The hyporheic zone is a region of permeable sediments below streams and rivers that affects water quality, habitats, and ecosystem health in and beneath streams and rivers. Sediment permeability and hydraulic gradients control fluxes in the hyporheic zone where water, solutes, and invertebrates move into, out of, and through the hyporheic zone. The hyporheic zone is also an important contributor to whole river metabolism and facilitates nutrient transformations. Despite its importance, relationships between invertebrate community metrics and fluxes in the hyporheic zone are poorly understood.

Using data collected from 2021 to 2022, I quantified relationships between hyporheic fluxes and invertebrate richness and diversity at 49 sites in eight 1st to 7th-order rivers in TX. Sites span large precipitation and temperature gradients (east, central, and north TX), diverse geology, and land uses which include rangeland, urban, row-crop agriculture, and forested. Each hyporheic site spanned a riffle where hydraulic gradients and hydraulic conductivity (K) were directly measured at 3-5 shallow wells.
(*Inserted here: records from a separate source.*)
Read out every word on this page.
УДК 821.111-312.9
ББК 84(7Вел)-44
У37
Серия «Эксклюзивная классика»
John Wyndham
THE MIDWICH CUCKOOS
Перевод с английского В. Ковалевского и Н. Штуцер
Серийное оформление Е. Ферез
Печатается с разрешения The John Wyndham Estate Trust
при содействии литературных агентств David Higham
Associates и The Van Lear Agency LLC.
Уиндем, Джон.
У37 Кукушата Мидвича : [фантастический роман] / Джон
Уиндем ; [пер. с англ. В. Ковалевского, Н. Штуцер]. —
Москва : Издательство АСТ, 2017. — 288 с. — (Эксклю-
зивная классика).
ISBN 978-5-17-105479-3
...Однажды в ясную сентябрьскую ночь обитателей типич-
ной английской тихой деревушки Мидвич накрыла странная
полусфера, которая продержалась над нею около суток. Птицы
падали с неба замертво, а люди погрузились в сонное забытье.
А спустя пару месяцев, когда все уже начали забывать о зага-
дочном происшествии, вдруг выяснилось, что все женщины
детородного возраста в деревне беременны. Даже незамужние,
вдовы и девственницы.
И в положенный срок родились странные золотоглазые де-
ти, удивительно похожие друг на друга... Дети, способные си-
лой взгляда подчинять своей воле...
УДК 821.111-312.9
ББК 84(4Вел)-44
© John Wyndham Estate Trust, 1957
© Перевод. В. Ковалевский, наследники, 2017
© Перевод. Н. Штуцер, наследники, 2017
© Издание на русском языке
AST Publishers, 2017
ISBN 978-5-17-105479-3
Bulk invertebrate samples collected from each well were sorted, counted, and identified to the lowest practical level in the laboratory.

Data analysis and sample processing is incomplete, but preliminary results suggest a weaker relationship between fluxes and invertebrate abundance, and a stronger relationship between K and invertebrate abundance. Measured K at most sites falls in ranges associated with clean or silty sand, but substrates are usually extremely heterogeneous. Sites with relatively high K values (> 0.1 cm/s) or larger grain sizes (gravel and cobble) allow water and nutrients to be transported more easily through the hyporheic zone and have greater invertebrate abundance: per-site abundances ranged from 60 to 14,590 individuals. Fluxes generally increase with increasing K values and therefore are expected to have a similar relationship with invertebrate abundance.

This research is a collaborative effort between Texas State University and the United States Army Corps of Engineers to develop next-generation ecological models for predicting how climate change will affect species abundance and distribution in waterways of the USA.